What makes a "wrapping quality"

 

 

What makes a wrap wrap the way it does?  is it the weave?  the fibers?  the yarn thickness?  the density?  what if I told you it was ALL of that and more.  When someone asks for wrapping qualities, there are soooo many things to consider.  I'm going to try to get into it here as best as I can, and answer all the questions that people often ask me.

Lets start with the most basic thing.  The yarn.  The yarn itself plays a huge part of how the wrap is going to feel.  Rayons, no matter what the rayon is, is going to be  cool to the touch, and soapy.  From peppermint, to rose, to sacandra glabra, to tencel.  They each have their own tiny quirks but for the most part, they all act the same way.  But it doesn't just end at that.  The way the yarn is plied, the twist, all play a part in how the finished product will feel.  The tighter the twist, the more energy in the yarn, the bouncier it will feel.  The looser the twist, the softer the yarn.  (think of braiding your hair:  A tight braid will spring up and down if pulled, and it will also be stiffer then a lose braid).  So, one weavers silk, for example, may not be the same as another weavers silk, even if its the same kind of silk.   This may not be something so easily ascertained, but its something to ask about when considering a weft choice, and I bring it up because of a recent conversation about plied yarn vs not plied yarn.  a 2 ply yarn is **generally** looser and less energetic then a single ply.  A single ply yarn, spun very thick, may be less energetic though so be sure to ask. 

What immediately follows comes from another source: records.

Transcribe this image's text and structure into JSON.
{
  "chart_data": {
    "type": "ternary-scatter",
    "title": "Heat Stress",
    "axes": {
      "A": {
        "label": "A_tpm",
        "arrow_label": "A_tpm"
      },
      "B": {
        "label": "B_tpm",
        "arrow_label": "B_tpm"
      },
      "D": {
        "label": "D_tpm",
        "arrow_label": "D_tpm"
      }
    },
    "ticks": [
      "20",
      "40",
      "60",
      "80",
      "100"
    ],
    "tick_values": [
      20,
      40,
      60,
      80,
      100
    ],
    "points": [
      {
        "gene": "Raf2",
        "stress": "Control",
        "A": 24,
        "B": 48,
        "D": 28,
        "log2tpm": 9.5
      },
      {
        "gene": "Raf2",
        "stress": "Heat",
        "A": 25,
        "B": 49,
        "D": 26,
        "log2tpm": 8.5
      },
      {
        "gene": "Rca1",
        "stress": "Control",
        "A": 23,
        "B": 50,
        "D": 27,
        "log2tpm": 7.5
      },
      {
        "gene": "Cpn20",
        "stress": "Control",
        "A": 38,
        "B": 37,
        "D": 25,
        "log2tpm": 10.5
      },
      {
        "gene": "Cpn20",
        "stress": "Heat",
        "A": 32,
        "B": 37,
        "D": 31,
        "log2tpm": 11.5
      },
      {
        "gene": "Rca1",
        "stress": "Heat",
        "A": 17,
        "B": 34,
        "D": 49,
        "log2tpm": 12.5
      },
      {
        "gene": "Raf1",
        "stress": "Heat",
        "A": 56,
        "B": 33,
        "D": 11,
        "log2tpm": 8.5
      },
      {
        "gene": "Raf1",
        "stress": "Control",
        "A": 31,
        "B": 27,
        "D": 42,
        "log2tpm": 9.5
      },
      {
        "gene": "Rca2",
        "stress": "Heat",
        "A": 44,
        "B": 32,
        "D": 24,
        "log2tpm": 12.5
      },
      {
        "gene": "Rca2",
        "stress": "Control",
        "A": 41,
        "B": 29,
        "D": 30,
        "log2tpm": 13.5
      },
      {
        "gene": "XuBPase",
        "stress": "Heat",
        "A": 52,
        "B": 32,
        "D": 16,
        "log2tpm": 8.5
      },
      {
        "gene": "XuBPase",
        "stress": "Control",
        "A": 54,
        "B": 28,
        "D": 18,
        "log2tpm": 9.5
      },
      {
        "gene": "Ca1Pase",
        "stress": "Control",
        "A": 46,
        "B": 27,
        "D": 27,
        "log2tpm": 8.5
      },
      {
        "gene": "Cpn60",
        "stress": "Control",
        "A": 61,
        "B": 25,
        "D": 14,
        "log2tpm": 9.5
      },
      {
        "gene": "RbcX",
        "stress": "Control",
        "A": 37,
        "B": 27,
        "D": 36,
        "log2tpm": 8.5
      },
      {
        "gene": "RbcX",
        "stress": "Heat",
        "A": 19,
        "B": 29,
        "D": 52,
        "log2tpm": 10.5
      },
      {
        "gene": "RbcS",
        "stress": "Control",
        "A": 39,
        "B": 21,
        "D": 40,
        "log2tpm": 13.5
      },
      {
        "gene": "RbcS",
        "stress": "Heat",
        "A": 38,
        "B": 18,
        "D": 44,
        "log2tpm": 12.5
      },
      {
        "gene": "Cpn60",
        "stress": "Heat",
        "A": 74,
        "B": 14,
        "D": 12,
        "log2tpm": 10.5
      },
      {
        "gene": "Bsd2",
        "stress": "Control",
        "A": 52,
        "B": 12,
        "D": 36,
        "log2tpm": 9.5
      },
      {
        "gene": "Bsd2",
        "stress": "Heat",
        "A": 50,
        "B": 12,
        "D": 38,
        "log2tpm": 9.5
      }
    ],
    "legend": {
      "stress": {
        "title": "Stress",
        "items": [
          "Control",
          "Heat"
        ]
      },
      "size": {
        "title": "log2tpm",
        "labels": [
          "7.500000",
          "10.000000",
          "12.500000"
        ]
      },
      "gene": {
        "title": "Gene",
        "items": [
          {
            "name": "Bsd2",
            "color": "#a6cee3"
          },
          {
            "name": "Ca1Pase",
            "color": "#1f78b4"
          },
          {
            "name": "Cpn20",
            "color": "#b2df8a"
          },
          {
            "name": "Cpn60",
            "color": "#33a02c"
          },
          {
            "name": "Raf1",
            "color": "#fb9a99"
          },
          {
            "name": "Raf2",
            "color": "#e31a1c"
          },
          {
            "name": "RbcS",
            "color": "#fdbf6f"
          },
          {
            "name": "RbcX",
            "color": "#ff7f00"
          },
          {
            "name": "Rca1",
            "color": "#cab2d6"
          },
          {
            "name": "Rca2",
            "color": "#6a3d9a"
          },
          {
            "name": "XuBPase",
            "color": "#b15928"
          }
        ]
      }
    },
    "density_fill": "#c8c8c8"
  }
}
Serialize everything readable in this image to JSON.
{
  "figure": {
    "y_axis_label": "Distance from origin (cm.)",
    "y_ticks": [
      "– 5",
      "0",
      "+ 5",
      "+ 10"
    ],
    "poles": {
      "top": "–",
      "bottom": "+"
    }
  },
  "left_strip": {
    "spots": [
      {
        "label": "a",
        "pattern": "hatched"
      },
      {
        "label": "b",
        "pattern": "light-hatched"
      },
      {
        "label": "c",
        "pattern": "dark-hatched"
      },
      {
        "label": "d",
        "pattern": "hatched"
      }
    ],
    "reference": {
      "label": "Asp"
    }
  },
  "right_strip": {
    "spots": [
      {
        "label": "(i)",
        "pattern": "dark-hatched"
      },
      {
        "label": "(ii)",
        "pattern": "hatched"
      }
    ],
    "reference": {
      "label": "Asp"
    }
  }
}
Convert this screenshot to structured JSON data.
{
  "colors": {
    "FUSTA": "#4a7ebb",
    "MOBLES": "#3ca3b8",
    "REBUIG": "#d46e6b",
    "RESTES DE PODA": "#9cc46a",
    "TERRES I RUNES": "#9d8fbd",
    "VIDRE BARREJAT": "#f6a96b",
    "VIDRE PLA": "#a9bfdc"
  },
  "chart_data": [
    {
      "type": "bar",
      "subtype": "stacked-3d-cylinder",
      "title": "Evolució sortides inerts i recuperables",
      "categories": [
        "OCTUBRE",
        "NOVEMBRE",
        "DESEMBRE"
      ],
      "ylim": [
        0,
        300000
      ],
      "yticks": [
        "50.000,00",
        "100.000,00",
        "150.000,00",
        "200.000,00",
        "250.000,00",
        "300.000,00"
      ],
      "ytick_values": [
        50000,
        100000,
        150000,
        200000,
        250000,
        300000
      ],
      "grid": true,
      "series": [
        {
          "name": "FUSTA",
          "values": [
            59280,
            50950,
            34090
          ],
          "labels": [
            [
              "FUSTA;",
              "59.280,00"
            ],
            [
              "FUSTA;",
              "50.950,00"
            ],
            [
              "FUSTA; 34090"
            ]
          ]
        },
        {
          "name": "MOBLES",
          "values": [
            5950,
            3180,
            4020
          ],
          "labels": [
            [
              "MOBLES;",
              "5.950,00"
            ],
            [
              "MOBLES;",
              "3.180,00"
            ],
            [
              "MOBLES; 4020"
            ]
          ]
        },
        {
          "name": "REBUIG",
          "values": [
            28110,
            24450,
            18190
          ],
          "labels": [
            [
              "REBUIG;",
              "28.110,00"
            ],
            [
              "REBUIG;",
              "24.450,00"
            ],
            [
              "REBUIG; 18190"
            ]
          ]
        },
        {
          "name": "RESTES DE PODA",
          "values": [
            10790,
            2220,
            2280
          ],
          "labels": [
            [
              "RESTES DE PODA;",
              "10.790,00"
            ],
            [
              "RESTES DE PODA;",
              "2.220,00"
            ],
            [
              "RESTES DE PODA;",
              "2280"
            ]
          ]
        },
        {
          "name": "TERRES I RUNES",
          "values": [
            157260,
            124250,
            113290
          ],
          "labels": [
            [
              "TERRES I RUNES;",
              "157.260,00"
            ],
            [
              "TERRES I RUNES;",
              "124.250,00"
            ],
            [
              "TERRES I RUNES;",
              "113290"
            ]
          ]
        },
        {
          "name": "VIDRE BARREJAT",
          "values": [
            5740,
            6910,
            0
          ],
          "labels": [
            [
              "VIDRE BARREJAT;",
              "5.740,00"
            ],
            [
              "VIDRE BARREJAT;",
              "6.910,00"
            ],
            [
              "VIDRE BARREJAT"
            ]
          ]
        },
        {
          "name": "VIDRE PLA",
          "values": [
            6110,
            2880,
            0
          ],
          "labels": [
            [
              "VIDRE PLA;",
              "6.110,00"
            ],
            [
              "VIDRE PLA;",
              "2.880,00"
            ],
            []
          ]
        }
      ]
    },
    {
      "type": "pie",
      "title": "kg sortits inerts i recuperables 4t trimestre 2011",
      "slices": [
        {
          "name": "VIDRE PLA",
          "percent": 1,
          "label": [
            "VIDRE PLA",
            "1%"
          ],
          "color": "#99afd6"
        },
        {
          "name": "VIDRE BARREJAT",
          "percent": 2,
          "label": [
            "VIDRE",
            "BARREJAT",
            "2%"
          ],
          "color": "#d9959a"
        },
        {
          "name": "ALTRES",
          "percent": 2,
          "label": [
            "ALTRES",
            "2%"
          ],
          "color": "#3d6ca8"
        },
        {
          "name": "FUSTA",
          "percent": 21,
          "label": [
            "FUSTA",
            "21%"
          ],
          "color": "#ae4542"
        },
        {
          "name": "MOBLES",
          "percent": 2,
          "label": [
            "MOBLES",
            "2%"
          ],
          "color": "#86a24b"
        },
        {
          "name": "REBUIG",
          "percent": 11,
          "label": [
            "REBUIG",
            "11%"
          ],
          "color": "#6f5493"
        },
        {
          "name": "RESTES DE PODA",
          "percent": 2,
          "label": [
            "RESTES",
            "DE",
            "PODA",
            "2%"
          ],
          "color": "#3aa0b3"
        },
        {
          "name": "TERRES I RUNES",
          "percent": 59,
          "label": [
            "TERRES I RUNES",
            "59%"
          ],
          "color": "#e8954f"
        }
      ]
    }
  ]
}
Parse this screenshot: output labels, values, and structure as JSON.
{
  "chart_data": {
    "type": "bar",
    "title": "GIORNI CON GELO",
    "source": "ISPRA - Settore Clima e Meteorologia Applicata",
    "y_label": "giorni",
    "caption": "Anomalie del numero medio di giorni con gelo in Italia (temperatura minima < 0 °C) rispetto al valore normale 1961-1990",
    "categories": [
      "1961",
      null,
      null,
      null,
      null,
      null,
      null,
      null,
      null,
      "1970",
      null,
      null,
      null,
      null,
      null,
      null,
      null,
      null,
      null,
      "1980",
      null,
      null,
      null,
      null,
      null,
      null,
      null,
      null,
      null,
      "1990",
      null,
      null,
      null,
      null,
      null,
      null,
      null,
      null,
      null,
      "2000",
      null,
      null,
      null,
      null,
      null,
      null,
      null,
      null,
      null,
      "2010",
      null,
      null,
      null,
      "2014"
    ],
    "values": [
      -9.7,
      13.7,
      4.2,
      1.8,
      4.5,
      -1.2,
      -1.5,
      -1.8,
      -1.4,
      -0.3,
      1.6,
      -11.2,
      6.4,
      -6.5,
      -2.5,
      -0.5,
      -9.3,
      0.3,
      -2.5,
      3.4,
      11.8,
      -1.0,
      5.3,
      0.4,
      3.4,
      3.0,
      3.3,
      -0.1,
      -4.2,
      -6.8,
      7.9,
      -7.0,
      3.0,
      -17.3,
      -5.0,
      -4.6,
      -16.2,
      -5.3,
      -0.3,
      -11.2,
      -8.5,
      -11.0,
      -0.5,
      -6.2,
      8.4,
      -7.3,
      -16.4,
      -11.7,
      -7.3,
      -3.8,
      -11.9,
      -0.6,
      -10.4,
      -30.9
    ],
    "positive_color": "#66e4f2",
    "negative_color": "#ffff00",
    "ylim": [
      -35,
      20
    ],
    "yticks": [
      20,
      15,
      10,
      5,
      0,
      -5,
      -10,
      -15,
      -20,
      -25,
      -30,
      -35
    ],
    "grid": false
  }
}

Besides ply and twist, the combination of warp and weft play a role. 
A soapy warp + soapy weft = more soapy.   
soapy warp + textured weft = balanced
Textured warp + textured weft = super textured

This may seem like an obvious statement but i see people often shy away from soapy wefts b/c they don't like soapy things but I promise you should try it just once on a textured warp and see what you think.

But again...these are generalizations and it doesn't end there.  For example, a wrap made with a tencel weft and  a RS warp, woven in a weave with a lot of floats in the weft, you will fell the tencel more then a piece woven in the same  combination in plain weave, a weave with NO floats.   On the same token, a wrap with long warp floats, you'll feel the warp fiber more.


Confused yet?  I know there is so much to consider!!  So lets get more into the weave.  Bounce and recoil, cushyness, airyness...all come into play with the weave.  To go back to my example of plain weave, which goes over under, over under, there are NO floats.  It is a very solid weave.  It shows the warp off amazingly. . It is dense.  Its strong.  It has no  give.  The same goes for a 2/2 straight twill.  Or any weave that has floats under 3.  But plain-weave would be the most extreme example....And on the far end of that would be twills that have floats of 7 in some cases.  They are cushy and airy.  In between these two are crackles.  Crackles are made up of plain weave sections, and twill sections.  4 shaft crackles tend to be thick and cushy, but the large the twill pattern becomes, and the more plain weave you add...the flatter and denser it becomes.

The last thing to consider is DENSITY.  that is how dense the warp is set, and how dense the weft is woven in.  Carry Om wraps are woven to be balanced, or at least as balanced as we can get them .  We aim to have them dense and non shifty no matter what the fibers, whether they be slippery or not.  This is a big factor here because a lot of people have said they don't like soapy wraps, or they don't like bamboo, or tencel b/c of sag, and my answer to that is they haven't tried one that was woven dense enough.    Things shift, and sag, and dig, when the threads have room to move around. It also goes back to the floats too though, because the longer the floats, the more you will feel them moving around.  (think of a float as the amount of space until the end is stuck down again with another string) 

So...things to consider when planning out your perfect piece are
Yarn twist and ply. - is the yarn energetic? 
Weave - is it a flat weave?  will it impact the thickness combining w/ a thick weft?
Floats - do you prefer a tighter weave?
Density - Ask your weaver how dense they plan on making the warp, what is the Sett? 

The fun is experimenting, and trying different combinations.  I've been weaving for 6 years and I'm still learning every day!